Проехали самый красивый город восточнее Урала - Красноярск, переправились через суровый Енисей и оказались наконец в тайге. Потянулись бескрайние и однообразные леса, наполненные цветущими травами, но не дающие ничего взору - одна и та же бессменная картина с утра до вечера. Дорога стала лучше, а беглых на ней больше. Начали попадаться староверческие села. Сектаторы - наиболее здоровая часть здешнего населения; в одном только Забайкалье их проживает более сорока тысяч. В Западной Сибири староверов называют "каменщиками", а в Восточной - "семейскими". Честные и трудолюбивые, они выгодно отличались от так называемых сибиряков, потомков каторжников и поселенцев, прославленных злобой и ленью. Села, поставленные сектаторами, вытянулись вдоль тракта. Они приятно поражали чистыми домами, а еще более гордыми и гостеприимными людьми, трудолюбием составившими себе невиданный в России достаток. Огромные шестистенки, комнаты заставлены фикусами и венскими стульями, стены обиты суконными обоями с ворсом - благодать! И у каждого в горнице - духовные книги…

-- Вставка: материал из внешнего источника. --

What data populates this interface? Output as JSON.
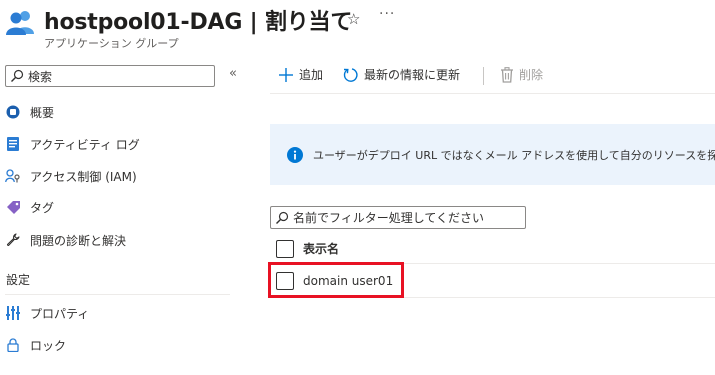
{
  "header": {
    "title": "hostpool01-DAG | 割り当て",
    "subtitle": "アプリケーション グループ",
    "app_icon": "users-group-icon",
    "favorite_icon": "star-icon",
    "more_label": "···"
  },
  "sidebar": {
    "search_placeholder": "検索",
    "collapse_label": "«",
    "items": [
      {
        "label": "概要",
        "icon": "overview-icon"
      },
      {
        "label": "アクティビティ ログ",
        "icon": "activity-log-icon"
      },
      {
        "label": "アクセス制御 (IAM)",
        "icon": "access-control-icon"
      },
      {
        "label": "タグ",
        "icon": "tag-icon"
      },
      {
        "label": "問題の診断と解決",
        "icon": "wrench-icon"
      }
    ],
    "section_label": "設定",
    "settings_items": [
      {
        "label": "プロパティ",
        "icon": "properties-icon"
      },
      {
        "label": "ロック",
        "icon": "lock-icon"
      }
    ]
  },
  "toolbar": {
    "add_label": "追加",
    "refresh_label": "最新の情報に更新",
    "delete_label": "削除"
  },
  "info_banner": {
    "text": "ユーザーがデプロイ URL ではなくメール アドレスを使用して自分のリソースを探索できるよう"
  },
  "filter": {
    "placeholder": "名前でフィルター処理してください"
  },
  "table": {
    "column_header": "表示名",
    "rows": [
      {
        "display_name": "domain user01"
      }
    ]
  },
  "colors": {
    "accent": "#0078d4",
    "highlight": "#e81123",
    "banner_bg": "#ebf3fc"
  }
}
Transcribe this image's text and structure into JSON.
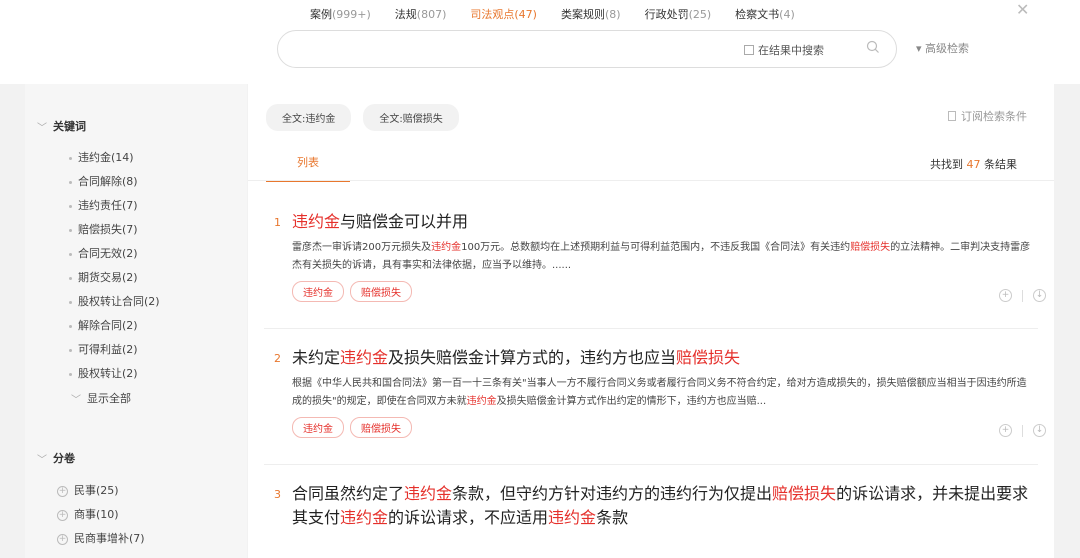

Столицу Восточно-Сибирского генерал-губернаторства город Иркутск проскочили быстро; запомнился он Китайской улицей с китайской же ярмаркой, где Челубей, к горю хозяина, ударом кувалды сломал силовой аттракцион. Пересекли на шхуне неповторимый Байкал, наняли в Верхнеудинске курьерских и помчались дальше. Перевалили невысокий Яблоневый хребет, и через Читу, Нерчинск и Сретенск вышли на Кару. Всё, приехали!